Hace seis años, la NASA finalmente exhaló cuando el Crew Dragon de SpaceX transportó con éxito a los astronautas Doug Hurley y Bob Behnken a la Estación Espacial Internacional, poniendo fin a una brecha de casi una década en la capacidad de vuelos espaciales tripulados de EE. UU. La agencia esperaba que su programa Commercial Crew, de miles de millones de dólares, fomentara dos proveedores —SpaceX y Boeing—, pero el Starliner de Boeing ha sido un desastre, con un vuelo de prueba en 2024 declarado como incidente Tipo A y ningún vuelo tripulado probable antes de 2028. Ahora, con la ISS programada para retirarse a principios de la década de 2030, la NASA apuesta por estaciones espaciales privadas de Axiom Space, Vast Space, Voyager, Blue Origin y posiblemente la propia SpaceX. El Crew Dragon parece el taxi obvio, pero hay un problema: la presidenta de SpaceX, Gwynne Shotwell, ha insinuado que la compañía solo volará el Falcon 9 y el Crew Dragon durante un número finito de años, posiblemente menos de una década, mientras hace la transición a Starship. ¿Humanos en Starship? No antes de mediados de la década de 2030, y acoplar esos gigantes a estaciones más pequeñas sería complicado. La NASA quiere que Dragon se quede, pero la actividad de lanzamiento de SpaceX se está migrando a Starship, dejando la producción del Falcon 9 abierta solo para el Crew Dragon, lo que dispararía los precios. Múltiples fuentes dicen que los costos de lanzamiento tripulado ya han aumentado recientemente. Una fuente de la industria le dijo a Ars: "Es un desastre en ciernes".

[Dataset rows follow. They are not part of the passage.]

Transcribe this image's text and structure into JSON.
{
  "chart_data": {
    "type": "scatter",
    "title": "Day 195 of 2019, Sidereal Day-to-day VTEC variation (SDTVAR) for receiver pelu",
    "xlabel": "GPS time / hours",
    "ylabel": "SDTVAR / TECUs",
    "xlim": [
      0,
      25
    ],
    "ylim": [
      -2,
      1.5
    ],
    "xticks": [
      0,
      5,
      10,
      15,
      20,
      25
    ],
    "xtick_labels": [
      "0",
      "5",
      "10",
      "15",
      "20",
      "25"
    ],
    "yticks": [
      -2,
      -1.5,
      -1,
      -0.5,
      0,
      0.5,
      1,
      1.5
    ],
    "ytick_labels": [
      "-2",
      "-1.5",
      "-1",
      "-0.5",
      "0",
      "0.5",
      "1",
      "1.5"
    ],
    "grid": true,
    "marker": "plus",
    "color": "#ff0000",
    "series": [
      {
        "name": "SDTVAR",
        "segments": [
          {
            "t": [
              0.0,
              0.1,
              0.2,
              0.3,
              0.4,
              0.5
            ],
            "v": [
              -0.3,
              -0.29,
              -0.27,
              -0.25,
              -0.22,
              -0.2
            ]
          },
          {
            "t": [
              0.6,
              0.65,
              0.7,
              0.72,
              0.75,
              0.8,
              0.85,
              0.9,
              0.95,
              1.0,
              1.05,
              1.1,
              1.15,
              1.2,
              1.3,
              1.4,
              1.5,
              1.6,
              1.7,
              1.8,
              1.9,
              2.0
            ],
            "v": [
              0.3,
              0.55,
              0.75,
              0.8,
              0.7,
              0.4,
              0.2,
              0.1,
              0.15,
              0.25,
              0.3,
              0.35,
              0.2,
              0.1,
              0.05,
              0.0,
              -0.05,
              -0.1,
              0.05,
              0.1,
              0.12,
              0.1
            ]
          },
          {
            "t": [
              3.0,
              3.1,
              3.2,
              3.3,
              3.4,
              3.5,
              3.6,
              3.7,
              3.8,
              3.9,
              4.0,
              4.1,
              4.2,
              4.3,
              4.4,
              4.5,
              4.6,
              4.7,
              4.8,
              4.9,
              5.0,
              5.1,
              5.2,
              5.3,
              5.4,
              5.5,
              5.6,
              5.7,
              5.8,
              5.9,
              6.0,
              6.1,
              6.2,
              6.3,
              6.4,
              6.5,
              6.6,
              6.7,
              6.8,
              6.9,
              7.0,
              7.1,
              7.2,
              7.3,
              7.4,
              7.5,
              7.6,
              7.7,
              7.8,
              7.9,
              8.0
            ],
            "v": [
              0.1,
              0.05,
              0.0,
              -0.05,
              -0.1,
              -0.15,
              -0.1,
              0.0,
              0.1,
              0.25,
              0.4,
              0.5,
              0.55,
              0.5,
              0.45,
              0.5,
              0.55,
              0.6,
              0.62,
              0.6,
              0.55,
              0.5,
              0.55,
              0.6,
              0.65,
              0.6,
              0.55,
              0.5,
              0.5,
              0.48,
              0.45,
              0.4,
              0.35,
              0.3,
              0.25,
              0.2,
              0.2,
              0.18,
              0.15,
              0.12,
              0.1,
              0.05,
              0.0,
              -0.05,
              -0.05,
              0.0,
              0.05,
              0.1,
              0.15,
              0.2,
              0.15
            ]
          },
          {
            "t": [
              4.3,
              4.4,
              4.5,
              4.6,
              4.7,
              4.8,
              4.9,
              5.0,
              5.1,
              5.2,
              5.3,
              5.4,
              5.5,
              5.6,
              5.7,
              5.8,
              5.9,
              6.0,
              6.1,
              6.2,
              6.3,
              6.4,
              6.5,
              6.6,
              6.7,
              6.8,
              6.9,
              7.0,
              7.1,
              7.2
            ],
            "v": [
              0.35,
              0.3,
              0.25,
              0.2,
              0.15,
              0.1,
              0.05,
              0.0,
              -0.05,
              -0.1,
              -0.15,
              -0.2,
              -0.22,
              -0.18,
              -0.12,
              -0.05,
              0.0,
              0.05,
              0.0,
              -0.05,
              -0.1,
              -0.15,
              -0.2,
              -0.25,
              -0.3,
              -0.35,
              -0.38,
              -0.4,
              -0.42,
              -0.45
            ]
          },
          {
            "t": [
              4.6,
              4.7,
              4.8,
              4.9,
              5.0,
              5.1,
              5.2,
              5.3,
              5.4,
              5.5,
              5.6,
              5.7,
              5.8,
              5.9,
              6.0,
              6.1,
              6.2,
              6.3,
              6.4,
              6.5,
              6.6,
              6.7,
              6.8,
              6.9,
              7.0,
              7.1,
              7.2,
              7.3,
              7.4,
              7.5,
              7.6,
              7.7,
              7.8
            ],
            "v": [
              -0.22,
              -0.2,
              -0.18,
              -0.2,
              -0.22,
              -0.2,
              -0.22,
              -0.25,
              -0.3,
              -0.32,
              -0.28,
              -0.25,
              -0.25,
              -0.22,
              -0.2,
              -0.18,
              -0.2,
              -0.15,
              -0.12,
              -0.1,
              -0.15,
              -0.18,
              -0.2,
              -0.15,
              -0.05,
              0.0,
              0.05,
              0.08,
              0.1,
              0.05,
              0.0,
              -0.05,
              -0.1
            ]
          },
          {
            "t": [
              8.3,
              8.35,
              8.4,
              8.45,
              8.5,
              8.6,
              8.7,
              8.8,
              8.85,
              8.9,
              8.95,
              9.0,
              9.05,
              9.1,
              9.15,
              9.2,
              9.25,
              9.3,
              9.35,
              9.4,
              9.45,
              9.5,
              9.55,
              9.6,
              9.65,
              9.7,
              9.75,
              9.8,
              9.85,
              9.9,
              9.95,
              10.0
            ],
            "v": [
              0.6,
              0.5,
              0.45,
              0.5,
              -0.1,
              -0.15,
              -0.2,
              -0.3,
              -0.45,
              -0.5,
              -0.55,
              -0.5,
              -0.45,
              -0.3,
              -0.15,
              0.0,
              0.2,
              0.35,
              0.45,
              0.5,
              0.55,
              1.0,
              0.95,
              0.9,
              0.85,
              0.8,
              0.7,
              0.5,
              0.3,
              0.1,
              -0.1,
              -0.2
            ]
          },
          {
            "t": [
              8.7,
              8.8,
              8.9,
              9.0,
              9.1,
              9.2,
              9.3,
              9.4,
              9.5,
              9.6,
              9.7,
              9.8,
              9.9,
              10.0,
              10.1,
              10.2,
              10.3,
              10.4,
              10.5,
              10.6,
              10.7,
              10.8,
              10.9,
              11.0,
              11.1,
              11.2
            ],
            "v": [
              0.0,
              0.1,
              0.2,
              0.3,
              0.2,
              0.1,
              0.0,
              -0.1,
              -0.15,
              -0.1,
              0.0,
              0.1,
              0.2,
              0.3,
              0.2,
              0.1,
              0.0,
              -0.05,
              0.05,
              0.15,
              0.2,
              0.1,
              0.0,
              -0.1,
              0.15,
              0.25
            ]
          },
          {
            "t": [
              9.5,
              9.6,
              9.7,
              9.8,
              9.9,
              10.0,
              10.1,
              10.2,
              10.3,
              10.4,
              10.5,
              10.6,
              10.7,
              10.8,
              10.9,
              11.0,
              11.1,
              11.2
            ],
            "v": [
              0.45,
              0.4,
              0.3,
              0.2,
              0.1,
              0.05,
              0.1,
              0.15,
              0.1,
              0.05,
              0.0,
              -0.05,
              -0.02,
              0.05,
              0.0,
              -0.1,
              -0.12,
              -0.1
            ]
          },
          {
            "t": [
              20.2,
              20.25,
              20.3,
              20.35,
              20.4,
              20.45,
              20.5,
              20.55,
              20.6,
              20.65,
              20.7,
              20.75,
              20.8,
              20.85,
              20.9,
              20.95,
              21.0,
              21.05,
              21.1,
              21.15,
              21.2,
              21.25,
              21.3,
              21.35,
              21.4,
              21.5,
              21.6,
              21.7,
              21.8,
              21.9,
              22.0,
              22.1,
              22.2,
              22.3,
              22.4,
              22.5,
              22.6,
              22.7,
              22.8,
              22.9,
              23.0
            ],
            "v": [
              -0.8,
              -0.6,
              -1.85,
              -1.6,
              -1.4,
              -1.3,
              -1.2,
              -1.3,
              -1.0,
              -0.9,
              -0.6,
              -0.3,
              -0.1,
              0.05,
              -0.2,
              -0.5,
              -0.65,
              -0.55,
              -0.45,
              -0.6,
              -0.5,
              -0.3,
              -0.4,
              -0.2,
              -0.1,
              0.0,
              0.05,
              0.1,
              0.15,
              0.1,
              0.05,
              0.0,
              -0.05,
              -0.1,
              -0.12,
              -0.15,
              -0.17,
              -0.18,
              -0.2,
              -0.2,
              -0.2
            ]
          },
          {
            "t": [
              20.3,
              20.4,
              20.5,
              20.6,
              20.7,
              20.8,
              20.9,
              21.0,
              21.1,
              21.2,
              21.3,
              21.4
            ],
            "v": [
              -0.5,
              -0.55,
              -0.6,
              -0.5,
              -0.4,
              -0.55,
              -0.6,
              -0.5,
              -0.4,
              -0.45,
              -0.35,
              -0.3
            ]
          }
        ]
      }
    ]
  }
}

Las alternativas son escasas. El Starliner de Boeing podría funcionar eventualmente, pero la compañía ha estado vendiendo sus activos espaciales (incluido Starliner) durante un año y medio sin éxito, según informes, porque el precio de venta de Boeing es demasiado alto. Incluso si SpaceX sube los precios, Boeing no puede competir en fiabilidad (Dragon ha volado casi 20 veces con éxito) ni en costo, ya que el módulo de servicio del Starliner se desecha y es caro de reemplazar. Blue Origin ha trabajado silenciosamente en un vehículo tripulado para New Glenn, firmando un acuerdo Space Act con la NASA en 2021 para datos de Orion, pero nadie sabe cuándo estará listo ni cuánto costará. Luego está The Exploration Company, una startup europea que acaba de abrir una oficina cerca del Centro Espacial Johnson en Texas. La fundadora Hélène Huby quiere construir una nave tripulada llamada Nyx, financiada por la ESA y la NASA, con un costo estimado de $4 mil millones y ocho años necesarios. Ya ha firmado acuerdos de carga con Axiom Space y Voyager, y si les gusta Nyx, podrían seguir misiones tripuladas. Porque nada dice "taxi espacial confiable" como una startup con un sueño y un cheque en blanco.